In an article about Figaro by The Huffington Post, Virginia Morell considers Figaro a prodigy among his species.  In this article scientists say that understanding the cognitive processes of birds will help us better understand the evolution of intelligence.

I guess this leads to a few questions.  Is Figaro a strange exception to his species?  Is this a sign of serious intelligence among birds?  Could his new technique spread amongst other birds if  they're exposed to his talents?

2 Comments

After finding your blog extremely interesting, I had to find more information about Figaro. I ended up finding an article in Science about the subject. While the author concedes that other birds, including woodpeckers and crows, are known to use tools, it is a rare exception for a bird to produce a tool on their on and Figaro is the first cockatoo to display such an ability. She also notes that parrots such cockatoos have very large brains, but rarely tap into all of their ability because food is normally readily available in the wild and there is no need to be inventive.
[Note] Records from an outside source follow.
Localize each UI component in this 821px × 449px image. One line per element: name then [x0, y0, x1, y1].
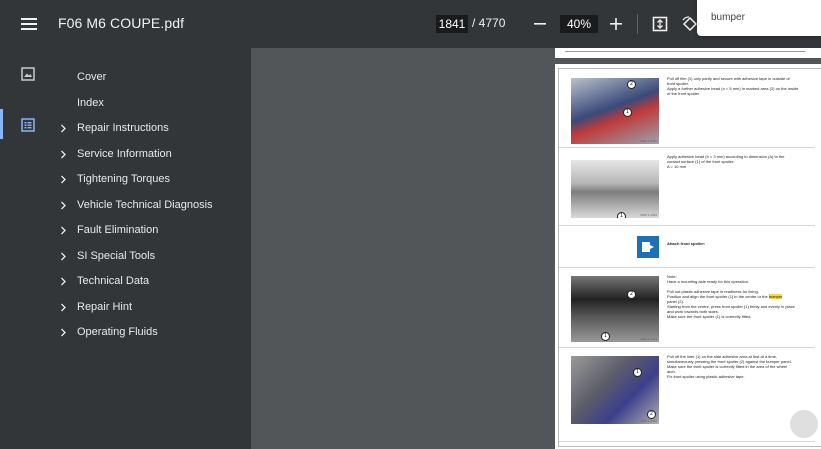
fit-page-icon [652, 16, 668, 32]
chevron-right-icon[interactable] [60, 328, 77, 337]
outline-item[interactable]: Cover [60, 67, 106, 87]
chevron-right-icon[interactable] [60, 150, 77, 159]
zoom-out-button[interactable] [528, 12, 552, 36]
page-frame [558, 68, 821, 447]
outline-item[interactable]: Technical Data [60, 271, 149, 291]
outline-item-label: Cover [77, 71, 107, 83]
outline-item[interactable]: Repair Hint [60, 297, 132, 317]
outline-item-label: Repair Instructions [77, 122, 169, 134]
active-indicator [0, 109, 3, 139]
outline-item[interactable]: Fault Elimination [60, 220, 158, 240]
outline-item[interactable]: Repair Instructions [60, 118, 169, 138]
chevron-right-icon[interactable] [60, 277, 77, 286]
sidebar-rail [0, 48, 56, 449]
chevron-right-icon[interactable] [60, 201, 77, 210]
previous-page [555, 48, 821, 58]
fit-page-button[interactable] [648, 12, 672, 36]
outline-item-label: Index [77, 97, 104, 109]
page-total: / 4770 [472, 16, 506, 30]
outline-item-label: Tightening Torques [77, 173, 170, 185]
search-input[interactable]: bumper [711, 12, 745, 23]
chevron-right-icon[interactable] [60, 303, 77, 312]
outline-item[interactable]: SI Special Tools [60, 246, 155, 266]
chevron-right-icon[interactable] [60, 226, 77, 235]
outline-item-label: Technical Data [77, 275, 150, 287]
outline-item[interactable]: Operating Fluids [60, 322, 158, 342]
rotate-icon [682, 16, 698, 32]
scroll-button[interactable] [790, 410, 818, 438]
sidebar: Cover Index Repair Instructions Service Inf… [0, 48, 251, 449]
toolbar-divider [637, 14, 638, 34]
page-number-input[interactable]: 1841 [436, 15, 468, 33]
outline-item[interactable]: Index [60, 93, 104, 113]
document-title: F06 M6 COUPE.pdf [58, 15, 185, 31]
thumbnails-icon[interactable] [19, 65, 37, 83]
zoom-in-button[interactable] [604, 12, 628, 36]
outline-item[interactable]: Service Information [60, 144, 172, 164]
outline-item-label: Vehicle Technical Diagnosis [77, 199, 213, 211]
previous-page-rule [565, 51, 805, 52]
menu-icon[interactable] [14, 12, 44, 36]
chevron-right-icon[interactable] [60, 124, 77, 133]
chevron-right-icon[interactable] [60, 175, 77, 184]
page-viewer[interactable]: 2 1 0000 1 2345 Pull off film (1) only part… [251, 48, 821, 449]
outline-item-label: SI Special Tools [77, 250, 156, 262]
zoom-input[interactable]: 40% [560, 15, 598, 33]
minus-icon [534, 23, 546, 25]
pdf-viewer-app: F06 M6 COUPE.pdf 1841 / 4770 40% bumper [0, 0, 821, 449]
outline-item-label: Service Information [77, 148, 172, 160]
outline-item[interactable]: Tightening Torques [60, 169, 170, 189]
pdf-page: 2 1 0000 1 2345 Pull off film (1) only part… [555, 64, 821, 449]
chevron-right-icon[interactable] [60, 252, 77, 261]
outline-icon[interactable] [19, 116, 37, 134]
outline-item-label: Repair Hint [77, 301, 133, 313]
search-popup[interactable]: bumper [697, 0, 821, 36]
outline-item-label: Operating Fluids [77, 326, 158, 338]
outline-item[interactable]: Vehicle Technical Diagnosis [60, 195, 213, 215]
outline-item-label: Fault Elimination [77, 224, 159, 236]
plus-icon [610, 18, 622, 30]
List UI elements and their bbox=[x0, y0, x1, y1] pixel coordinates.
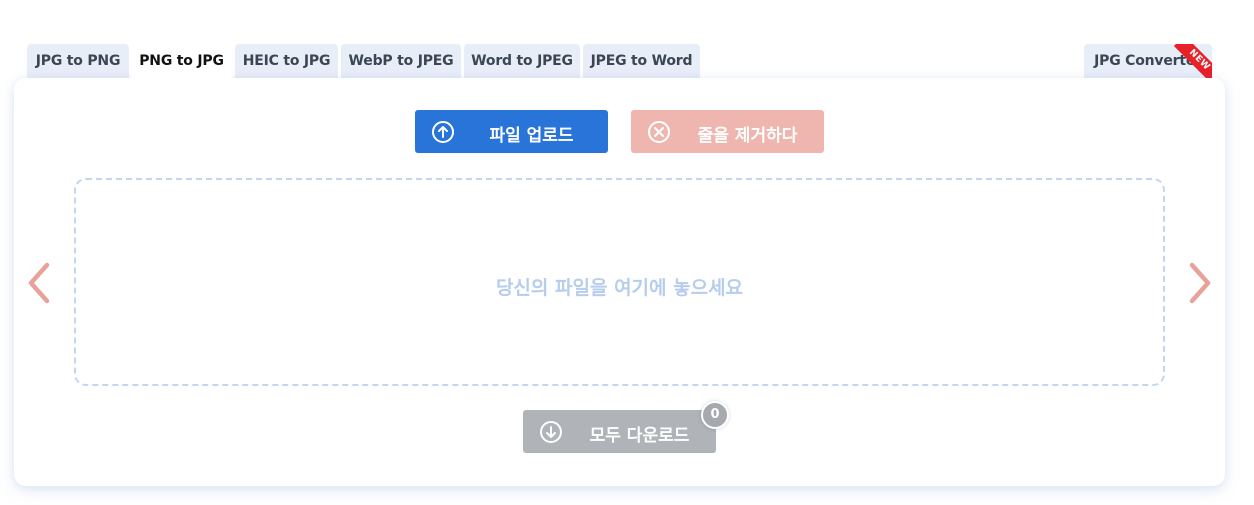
upload-button-label: 파일 업로드 bbox=[489, 126, 574, 146]
file-drop-zone[interactable]: 당신의 파일을 여기에 놓으세요 bbox=[74, 178, 1165, 386]
tab-word-to-jpeg[interactable]: Word to JPEG bbox=[464, 44, 580, 80]
tab-label: HEIC to JPG bbox=[242, 53, 331, 69]
file-count-badge: 0 bbox=[701, 401, 729, 429]
tab-png-to-jpg[interactable]: PNG to JPG bbox=[131, 44, 232, 80]
remove-rows-button[interactable]: 줄을 제거하다 bbox=[631, 110, 824, 153]
tab-webp-to-jpeg[interactable]: WebP to JPEG bbox=[341, 44, 461, 80]
chevron-left-icon[interactable] bbox=[27, 262, 53, 304]
arrow-down-circle-icon bbox=[540, 421, 562, 443]
tab-label: PNG to JPG bbox=[139, 53, 224, 69]
upload-file-button[interactable]: 파일 업로드 bbox=[415, 110, 608, 153]
tab-jpg-converter[interactable]: JPG Converter NEW bbox=[1084, 44, 1212, 80]
tab-label: JPG to PNG bbox=[35, 53, 121, 69]
tab-label: JPEG to Word bbox=[590, 53, 693, 69]
drop-zone-text: 당신의 파일을 여기에 놓으세요 bbox=[495, 277, 744, 299]
converter-card: 파일 업로드 줄을 제거하다 당신의 파일을 여기에 놓으세요 모두 다운로드 … bbox=[14, 78, 1225, 486]
tab-heic-to-jpg[interactable]: HEIC to JPG bbox=[235, 44, 338, 80]
converter-page: JPG to PNG PNG to JPG HEIC to JPG WebP t… bbox=[0, 0, 1254, 505]
x-circle-icon bbox=[648, 121, 670, 143]
remove-button-label: 줄을 제거하다 bbox=[697, 126, 798, 146]
chevron-right-icon[interactable] bbox=[1186, 262, 1212, 304]
tab-jpg-to-png[interactable]: JPG to PNG bbox=[27, 44, 129, 80]
tab-jpeg-to-word[interactable]: JPEG to Word bbox=[583, 44, 700, 80]
download-button-label: 모두 다운로드 bbox=[589, 426, 690, 446]
tab-label: WebP to JPEG bbox=[348, 53, 454, 69]
download-all-button[interactable]: 모두 다운로드 bbox=[523, 410, 716, 453]
tab-label: Word to JPEG bbox=[471, 53, 573, 69]
arrow-up-circle-icon bbox=[432, 121, 454, 143]
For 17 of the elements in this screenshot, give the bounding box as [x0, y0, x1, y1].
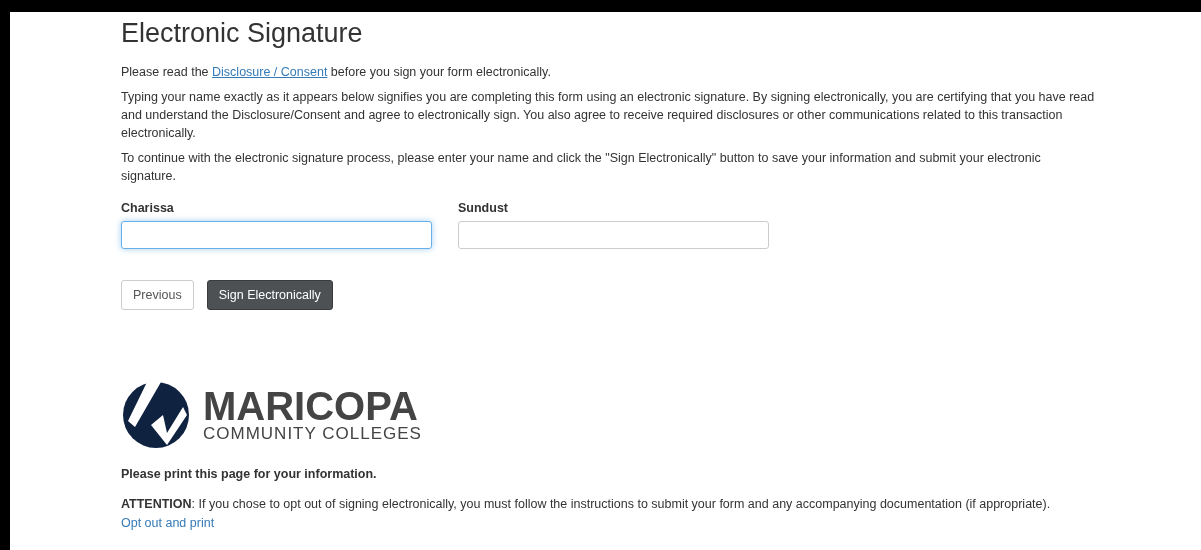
logo-icon — [123, 381, 189, 449]
opt-out-link[interactable]: Opt out and print — [121, 516, 215, 530]
attention-text: ATTENTION: If you chose to opt out of signing electronically, you must follow the instructions to submit your form and any accompanying documentation (if appropriate). — [121, 496, 1052, 513]
sign-button[interactable]: Sign Electronically — [206, 280, 333, 310]
intro-text: Please read the Disclosure / Consent before you sign your form electronically. — [121, 64, 552, 81]
field-label: Sundust — [458, 201, 509, 215]
logo-name: MARICOPA — [203, 387, 418, 425]
instruction-text: Typing your name exactly as it appears below signifies you are completing this form using an electronic signature. By signing electronically, you are certifying that you have read and understand the Disclosure/Consent and agree to electronically sign. You also agree to receive required disclosures or other communications related to this transaction electronically. — [121, 89, 1096, 142]
name-field[interactable] — [121, 221, 432, 249]
page-title: Electronic Signature — [121, 18, 364, 49]
previous-button[interactable]: Previous — [121, 280, 194, 310]
name-field[interactable] — [458, 221, 769, 249]
logo-subtitle: COMMUNITY COLLEGES — [203, 425, 422, 443]
disclosure-link[interactable]: Disclosure / Consent — [212, 65, 328, 79]
instruction-text: To continue with the electronic signature process, please enter your name and click the "Sign Electronically" button to save your information and submit your electronic signature. — [121, 150, 1042, 185]
print-note: Please print this page for your information. — [121, 466, 378, 483]
field-label: Charissa — [121, 201, 175, 215]
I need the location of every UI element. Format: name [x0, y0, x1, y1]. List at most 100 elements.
Maybe Figaro developed his tool-making skill because while in captivity, he had more time to tap into his cognitive abilities. I wonder if other cockatoos would make tools if they were kept in captivity.
For the Science article visit: http://news.sciencemag.org/sciencenow/2012/11/the-innovative-cockatoo-figaro.html

This article is very interesting. Why wouldn't people see this as a sign of intelligence? It is mind boggling to think that people would down play such a significant realization. In article I found by PBS (given below) they discuss just how truly birds are for making tools to make their nests/ try to escape things. I think that saying this act is not of intelligence is a farce.